Abstract

Graph fall-coloring, also known as idomatic partition or independent domatic partition of graphs, was formally introduced by Dunbar, Hedetniemi, Hedetniemi, Jacobs, Knisely, Laskar and Rall in 2000 as an extension of both Graph Coloring and Graph Domination. It asks for a partition of the vertex set of a given graph into independent dominating sets, or equivalently into maximal independent sets. We study two fundamental questions related to this concept: when such a partition of vertices can exist, and how it relates to a proper coloring.

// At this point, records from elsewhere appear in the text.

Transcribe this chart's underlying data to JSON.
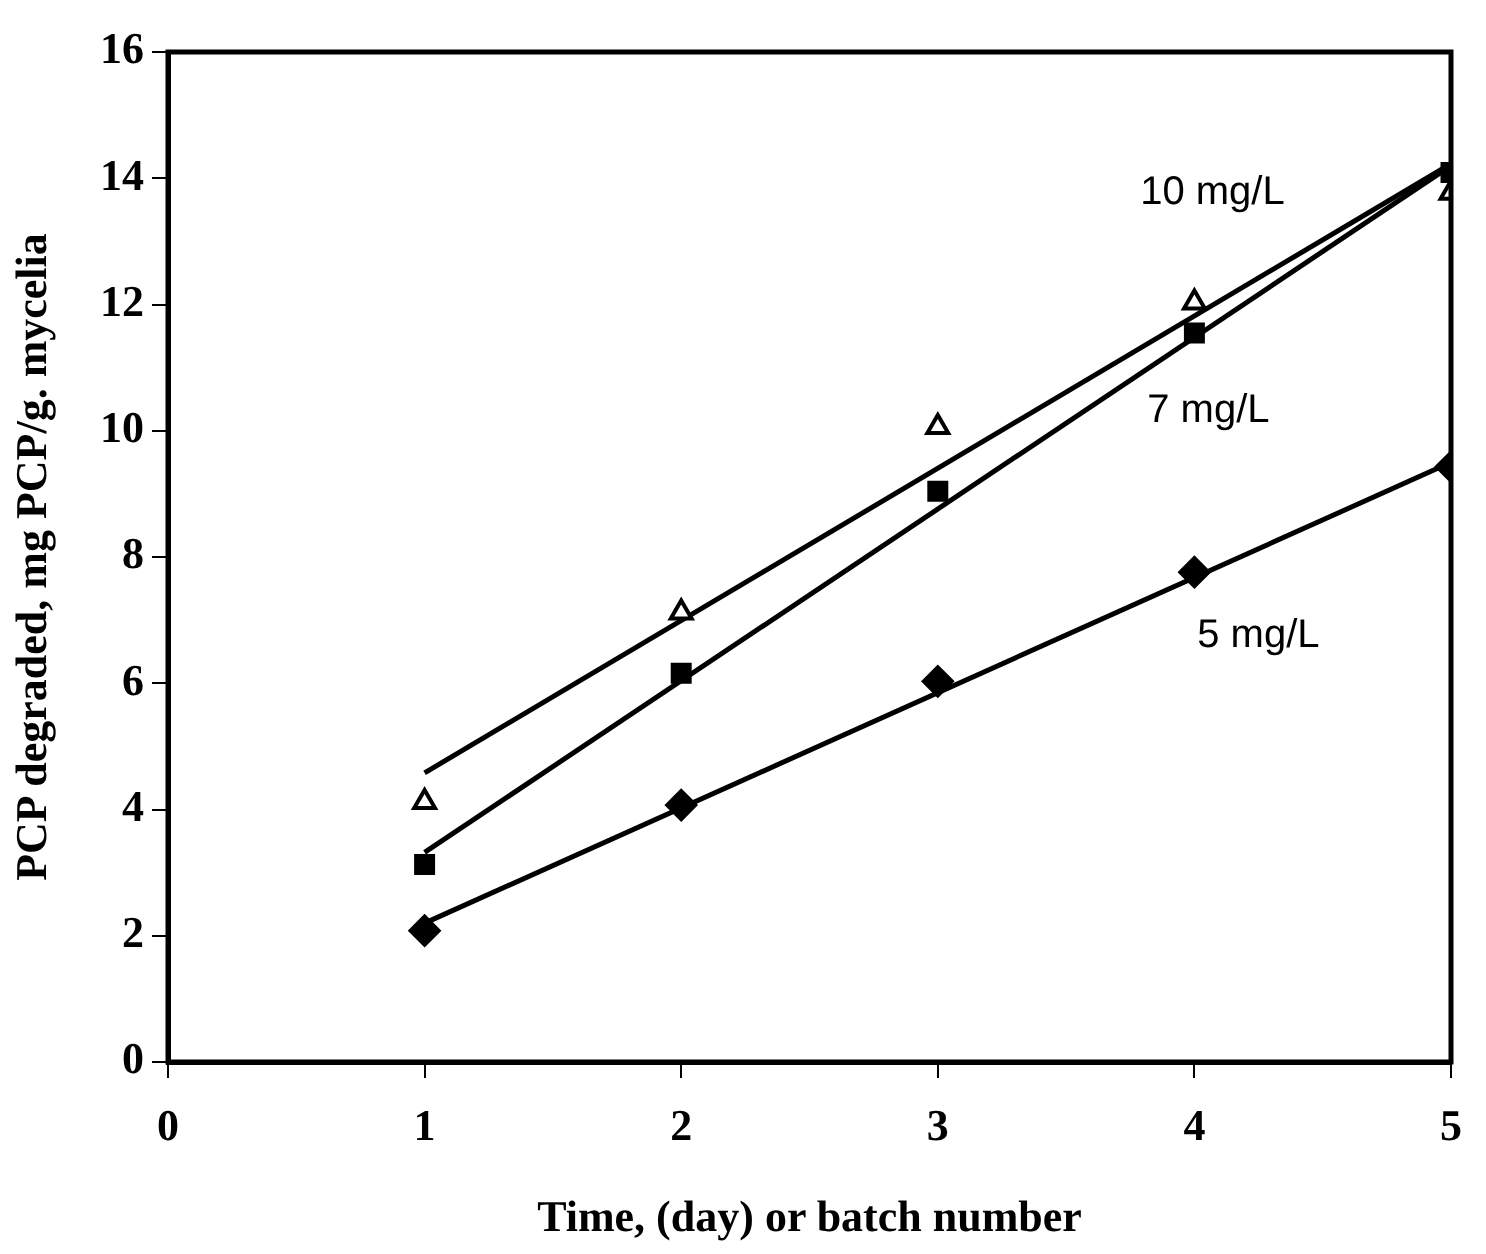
{
  "chart_data": {
    "type": "scatter",
    "xlabel": "Time, (day) or batch number",
    "ylabel": "PCP degraded, mg PCP/g. mycelia",
    "xlim": [
      0,
      5
    ],
    "xticks": [
      0,
      1,
      2,
      3,
      4,
      5
    ],
    "ylim": [
      0,
      16
    ],
    "yticks": [
      0,
      2,
      4,
      6,
      8,
      10,
      12,
      14,
      16
    ],
    "grid": false,
    "legend": false,
    "series": [
      {
        "name": "10 mg/L",
        "marker": "triangle",
        "color": "#000000",
        "x": [
          1,
          2,
          3,
          4,
          5
        ],
        "values": [
          4.12,
          7.12,
          10.06,
          12.03,
          13.77
        ]
      },
      {
        "name": "7 mg/L",
        "marker": "square",
        "color": "#000000",
        "x": [
          1,
          2,
          3,
          4,
          5
        ],
        "values": [
          3.13,
          6.16,
          9.04,
          11.55,
          14.09
        ]
      },
      {
        "name": "5 mg/L",
        "marker": "diamond",
        "color": "#000000",
        "x": [
          1,
          2,
          3,
          4,
          5
        ],
        "values": [
          2.08,
          4.07,
          6.03,
          7.76,
          9.43
        ]
      },
      {
        "type": "line",
        "marker": "none",
        "color": "#000000",
        "x": [
          1,
          5
        ],
        "values": [
          4.58,
          14.23
        ]
      },
      {
        "type": "line",
        "marker": "none",
        "color": "#000000",
        "x": [
          1,
          5
        ],
        "values": [
          3.32,
          14.2
        ]
      },
      {
        "type": "line",
        "marker": "none",
        "color": "#000000",
        "x": [
          1,
          5
        ],
        "values": [
          2.2,
          9.5
        ]
      }
    ]
  }
}
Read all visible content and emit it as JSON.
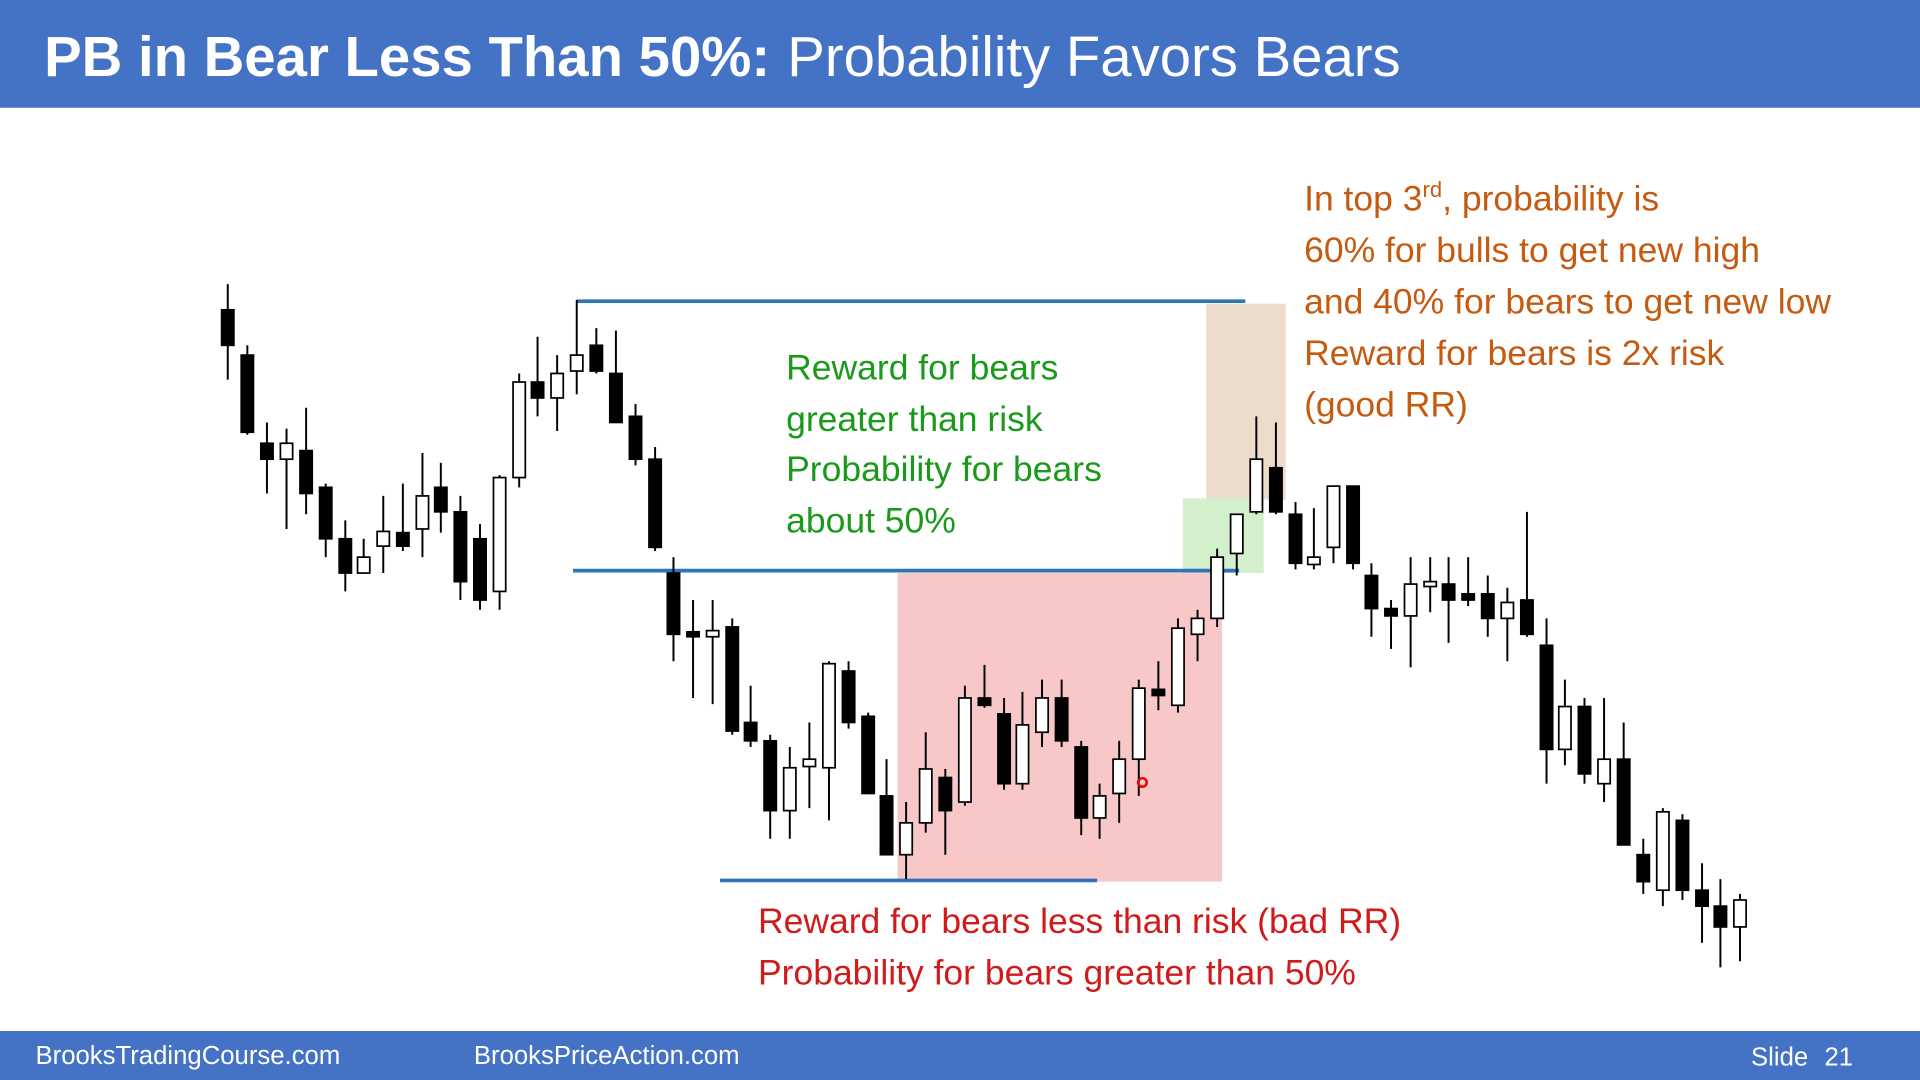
{
  "header": {
    "title_bold": "PB in Bear Less Than 50%:",
    "title_rest": "Probability Favors Bears"
  },
  "annotations": {
    "green": [
      "Reward for bears",
      "greater than risk",
      "Probability for bears",
      "about 50%"
    ],
    "orange": {
      "first_line": {
        "before": "In top 3",
        "superscript": "rd",
        "after": ", probability is"
      },
      "lines": [
        "60% for bulls to get new high",
        "and 40% for bears to get new low",
        "Reward for bears is 2x risk",
        "(good RR)"
      ]
    },
    "red": [
      "Reward for bears less than risk (bad RR)",
      "Probability for bears greater than 50%"
    ]
  },
  "footer": {
    "left": "BrooksTradingCourse.com",
    "middle": "BrooksPriceAction.com",
    "slide_label": "Slide",
    "slide_number": "21"
  }
}
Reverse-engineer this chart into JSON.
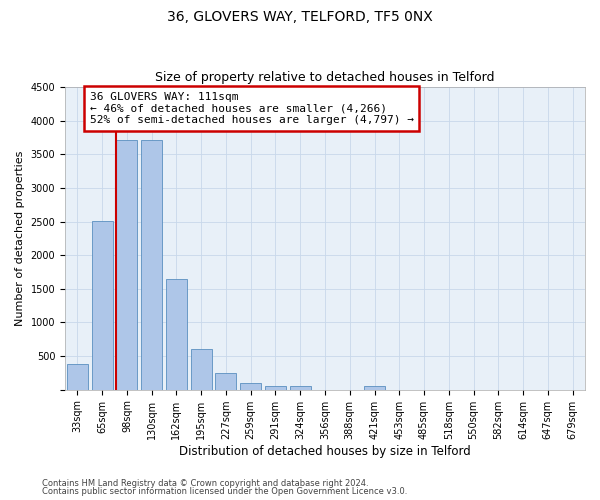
{
  "title_line1": "36, GLOVERS WAY, TELFORD, TF5 0NX",
  "title_line2": "Size of property relative to detached houses in Telford",
  "xlabel": "Distribution of detached houses by size in Telford",
  "ylabel": "Number of detached properties",
  "categories": [
    "33sqm",
    "65sqm",
    "98sqm",
    "130sqm",
    "162sqm",
    "195sqm",
    "227sqm",
    "259sqm",
    "291sqm",
    "324sqm",
    "356sqm",
    "388sqm",
    "421sqm",
    "453sqm",
    "485sqm",
    "518sqm",
    "550sqm",
    "582sqm",
    "614sqm",
    "647sqm",
    "679sqm"
  ],
  "values": [
    380,
    2510,
    3720,
    3720,
    1640,
    600,
    245,
    100,
    60,
    50,
    0,
    0,
    60,
    0,
    0,
    0,
    0,
    0,
    0,
    0,
    0
  ],
  "bar_color": "#aec6e8",
  "bar_edge_color": "#5a8fc0",
  "annotation_text": "36 GLOVERS WAY: 111sqm\n← 46% of detached houses are smaller (4,266)\n52% of semi-detached houses are larger (4,797) →",
  "annotation_box_color": "#ffffff",
  "annotation_box_edge_color": "#cc0000",
  "red_line_index": 2,
  "ylim": [
    0,
    4500
  ],
  "yticks": [
    0,
    500,
    1000,
    1500,
    2000,
    2500,
    3000,
    3500,
    4000,
    4500
  ],
  "footer_line1": "Contains HM Land Registry data © Crown copyright and database right 2024.",
  "footer_line2": "Contains public sector information licensed under the Open Government Licence v3.0.",
  "bg_color": "#ffffff",
  "plot_bg_color": "#e8f0f8",
  "grid_color": "#c8d8ea",
  "title_fontsize": 10,
  "subtitle_fontsize": 9,
  "tick_fontsize": 7,
  "ylabel_fontsize": 8,
  "xlabel_fontsize": 8.5,
  "annotation_fontsize": 8,
  "footer_fontsize": 6
}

We construct graphs with a large number of possible fall-colorings and as a consequence of that we answer a question of Dunbar et al. (J Combin Math Combin Comput 33:257–273, 2000) by constructing a family of graphs with arbitrarily far apart chromatic number and fall-chromatic number. In fact, we construct graphs whose Fall set (collection of k such that the graph has a fall coloring with k colors) is an arbitrarily long arithmetic sequence, thus giving us graphs with Fall set of large order having large gaps between its elements. We give a sufficient condition on the minimum degree for fall-colorable graphs and characterize the sharpness of this bound. Related to this, we also construct families of graphs which have both a k-fall-coloring and a k-coloring that is not a fall coloring for every k, illustrating the complex relationship between idomatic and non-domatic independent partitions.